Snowden’s championing of Tor went back even farther. In November 2012, six months before what Wired would call “his blockbuster leaks,” Snowden emailed Runa Sandvik, described by Wired as “a rising star in privacy circles, who was then a key developer on the anonymous web surfing software Tor.” Snowden told Sandvik he ran a major Tor exit and was trying to persuade coworkers to set up additional servers. He asked her to send him a stack of official Tor stickers.

As it happened, Sandvik would be vacationing in Hawaii in December, and offered to present Tor to a local audience. Delighted, Snowden organized a “CryptoParty” at a small Honolulu art space attended by 20 hackers. A year later, one of those coveted Tor stickers would memorably decorate Ed’s laptop lid in the Moscow hotel room where he was interviewed and photographed by Barton Gellman for The Washington Post.

The day after Christmas 2015, and one day before 32C3 convened, Juice Media announced via Twitter that their video was available on YouTube, where they expressed “Special thanks to peeps at the Tor Project for instigating and supporting the production of this video.”

Juice Media also acknowledged “savvy script consultant” Jacob Appelbaum, the Tor Project’s advocate, security researcher, and developer. In May 2013, Appelbaum was asked by filmmaker Laura Poitras to vet an anonymous professed source at the National Security Agency who’d agreed to be interviewed by her. “One of the goals was to determine whether we were really dealing with an NSA whistleblower,” Appelbaum told Der Spiegel in July 2013, a month after Snowden’s leaks first appeared. “I had deep concerns of COINTELPRO-style entrapment.
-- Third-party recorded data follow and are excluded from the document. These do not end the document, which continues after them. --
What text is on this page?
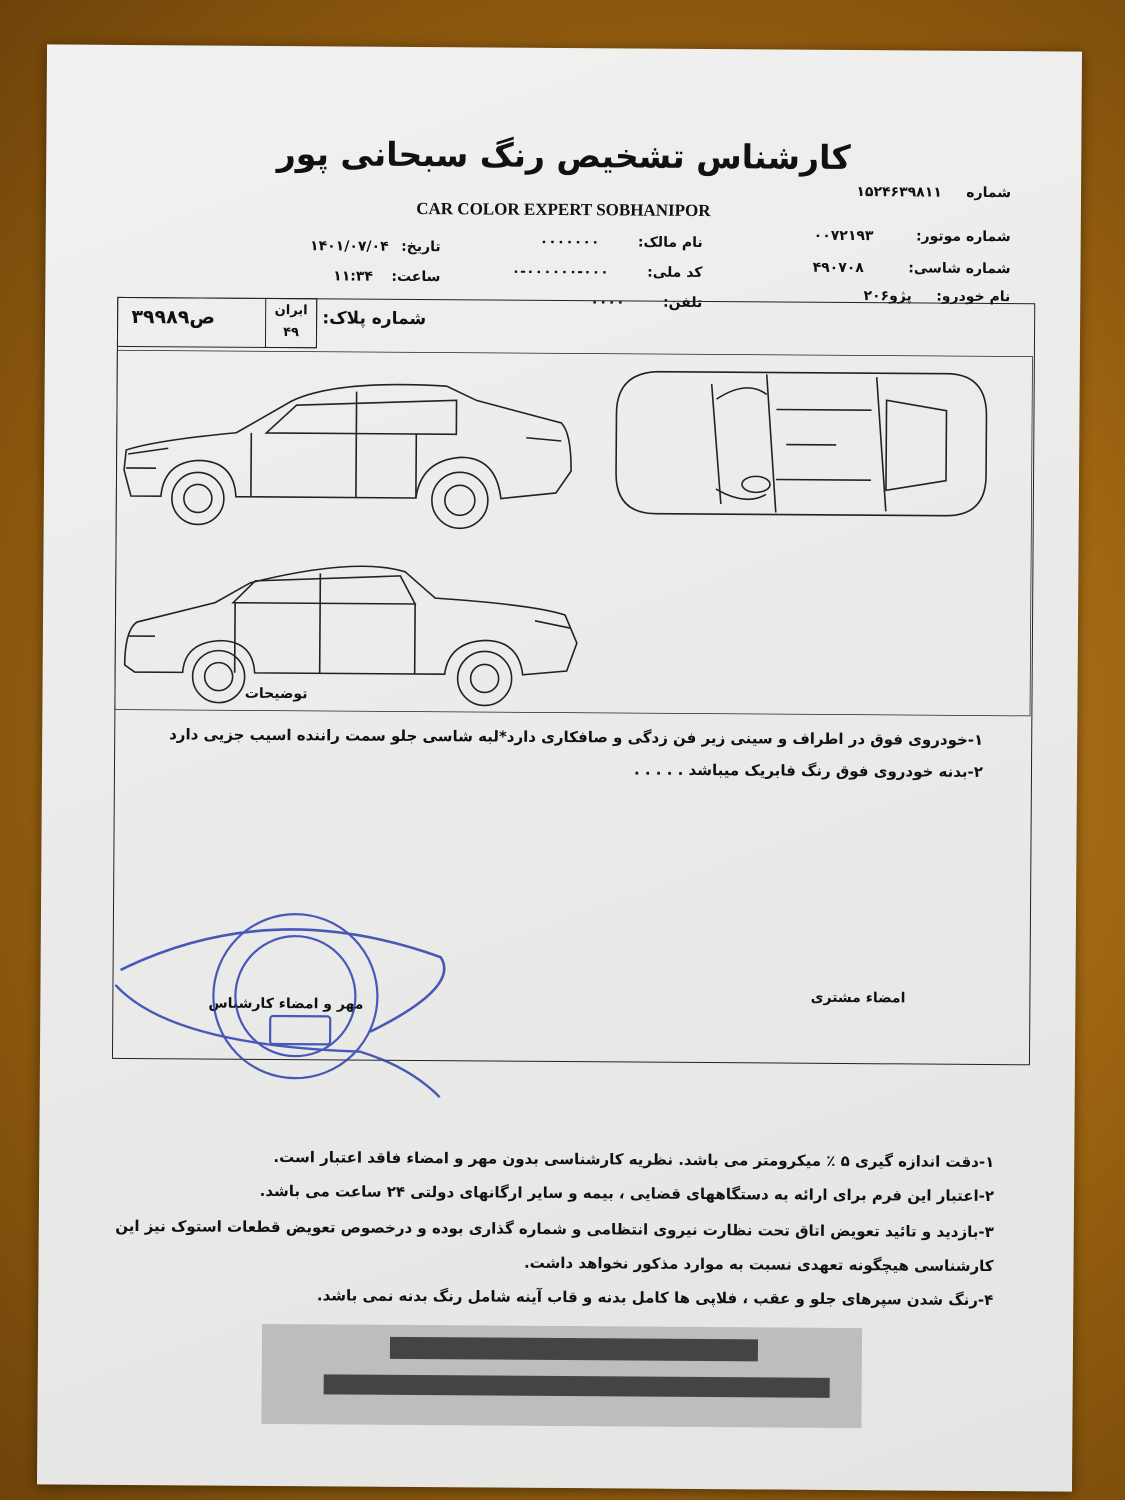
کارشناس تشخیص رنگ سبحانی پور
CAR COLOR EXPERT SOBHANIPOR
شماره ۱۵۲۴۶۳۹۸۱۱
شماره موتور: ۰۰۷۲۱۹۳
شماره شاسی: ۴۹۰۷۰۸
نام خودرو: پژو۲۰۶
نام مالک: ۰۰۰۰۰۰۰
کد ملی: ۰۰۰-۰۰۰۰۰۰-۰
تلفن: ۰۰۰۰
تاریخ: ۱۴۰۱/۰۷/۰۴
ساعت: ۱۱:۳۴
شماره پلاک:
۳۹۹ص۸۹	ایران
۴۹
توضیحات
۱-خودروی فوق در اطراف و سینی زیر فن زدگی و صافکاری دارد*لبه شاسی جلو سمت راننده اسیب جزیی دارد
۲-بدنه خودروی فوق رنگ فابریک میباشد . . . . .
امضاء مشتری
مهر و امضاء کارشناس
۱-دقت اندازه گیری ۵ ٪ میکرومتر می باشد. نظریه کارشناسی بدون مهر و امضاء فاقد اعتبار است.
۲-اعتبار این فرم برای ارائه به دستگاههای قضایی ، بیمه و سایر ارگانهای دولتی ۲۴ ساعت می باشد.
۳-بازدید و تائید تعویض اتاق تحت نظارت نیروی انتظامی و شماره گذاری بوده و درخصوص تعویض قطعات استوک نیز این
کارشناسی هیچگونه تعهدی نسبت به موارد مذکور نخواهد داشت.
۴-رنگ شدن سپرهای جلو و عقب ، فلاپی ها کامل بدنه و قاب آینه شامل رنگ بدنه نمی باشد.
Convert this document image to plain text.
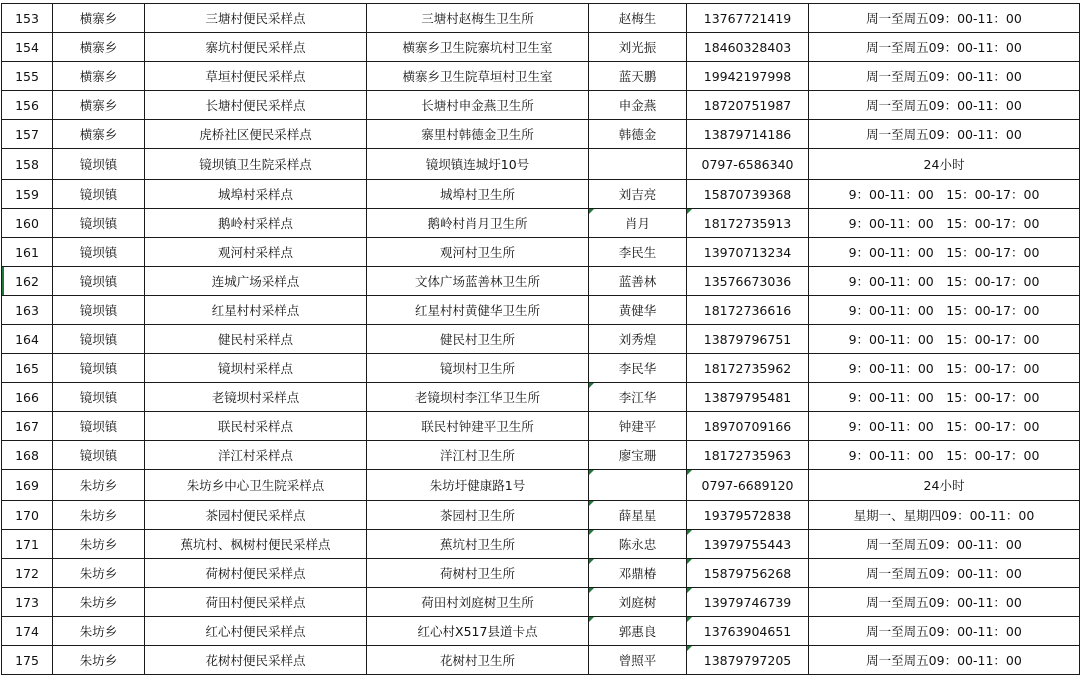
153	横寨乡	三塘村便民采样点	三塘村赵梅生卫生所	赵梅生	13767721419	周一至周五09：00-11：00
154	横寨乡	寨坑村便民采样点	横寨乡卫生院寨坑村卫生室	刘光振	18460328403	周一至周五09：00-11：00
155	横寨乡	草垣村便民采样点	横寨乡卫生院草垣村卫生室	蓝天鹏	19942197998	周一至周五09：00-11：00
156	横寨乡	长塘村便民采样点	长塘村申金燕卫生所	申金燕	18720751987	周一至周五09：00-11：00
157	横寨乡	虎桥社区便民采样点	寨里村韩德金卫生所	韩德金	13879714186	周一至周五09：00-11：00
158	镜坝镇	镜坝镇卫生院采样点	镜坝镇连城圩10号		0797-6586340	24小时
159	镜坝镇	城埠村采样点	城埠村卫生所	刘吉亮	15870739368	9：00-11：00　15：00-17：00
160	镜坝镇	鹅岭村采样点	鹅岭村肖月卫生所	肖月	18172735913	9：00-11：00　15：00-17：00
161	镜坝镇	观河村采样点	观河村卫生所	李民生	13970713234	9：00-11：00　15：00-17：00
162	镜坝镇	连城广场采样点	文体广场蓝善林卫生所	蓝善林	13576673036	9：00-11：00　15：00-17：00
163	镜坝镇	红星村村采样点	红星村村黄健华卫生所	黄健华	18172736616	9：00-11：00　15：00-17：00
164	镜坝镇	健民村采样点	健民村卫生所	刘秀煌	13879796751	9：00-11：00　15：00-17：00
165	镜坝镇	镜坝村采样点	镜坝村卫生所	李民华	18172735962	9：00-11：00　15：00-17：00
166	镜坝镇	老镜坝村采样点	老镜坝村李江华卫生所	李江华	13879795481	9：00-11：00　15：00-17：00
167	镜坝镇	联民村采样点	联民村钟建平卫生所	钟建平	18970709166	9：00-11：00　15：00-17：00
168	镜坝镇	洋江村采样点	洋江村卫生所	廖宝珊	18172735963	9：00-11：00　15：00-17：00
169	朱坊乡	朱坊乡中心卫生院采样点	朱坊圩健康路1号		0797-6689120	24小时
170	朱坊乡	茶园村便民采样点	茶园村卫生所	薛星星	19379572838	星期一、星期四09：00-11：00
171	朱坊乡	蕉坑村、枫树村便民采样点	蕉坑村卫生所	陈永忠	13979755443	周一至周五09：00-11：00
172	朱坊乡	荷树村便民采样点	荷树村卫生所	邓鼎椿	15879756268	周一至周五09：00-11：00
173	朱坊乡	荷田村便民采样点	荷田村刘庭树卫生所	刘庭树	13979746739	周一至周五09：00-11：00
174	朱坊乡	红心村便民采样点	红心村X517县道卡点	郭惠良	13763904651	周一至周五09：00-11：00
175	朱坊乡	花树村便民采样点	花树村卫生所	曾照平	13879797205	周一至周五09：00-11：00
We sent our securely encrypted questions to our source.” Snowden passed the test.
And now Ed was shilling for the Tor Project during its first-ever crowdfunding campaign, which The Verge reported was meant to “expand its donor base beyond the US government … which typically accounts for 80 to 90 percent of annual funding.”
As might be expected in response to being hyped by such a high-profile figure, views of Juice Media’s YouTube video spiked following Snowden’s tweet. Yet what’s unexpected is how relatively shallow that spike was. Juice Media’s own initial Twitter announcement on December 26 generated 11,000 views, presumably from the preexisting fanbase of Juice Media, which since joining YouTube in May 2008 has attracted well over 100K subscribers. Within two days views tapered off, holding steady at 3,000 daily. On the day of Ed’s tweet, views shot back up to 10K, but over the next 72 hours declined to previous levels. Disinterested observers may be forgiven for wondering why the importuning of a celebrity with 1.73 million followers yielded a mere 10K views — an anemic response rate of one-half of one percent.

What’s equally remarkable is that this brief Snowden surge seems not to have translated into donations for the video’s “instigators.” By Christmas Eve, the Tor Project’s month-old crowdfunding campaign had stuffed its stocking with $114K. Extrapolating that daily average through December 29, Tor would’ve raised a total of $132,387 before Snowden promoted Juice Media’s video. On December 31, Tor confirmed, “We have surpassed our goal of $130K (!) — can you help us get to $150K?” However, this scarcely merited a parenthetical exclamation point, since it meant that in the six days culminating in Ed’s tweet, Tor had merely maintained its preceding daily average.

On January 15, 2016, having extended its campaign into the new year, Tor trumpeted, “We are thrilled to announce the total of Tor’s first crowdfunding campaign. This community is amazing. #ThankYou.” Over the course of 53 days, Tor had bagged $205,874 from 5,265 donors, averaging $39.10 apiece. In all honesty, though, given the precipitous plunge in views of Juice Media’s video over the same span, we cannot attribute much of Tor’s good fortune to the single bounce of Snowden’s tweet.
Could it be that Snowden’s influence is waning? One shudders at the thought.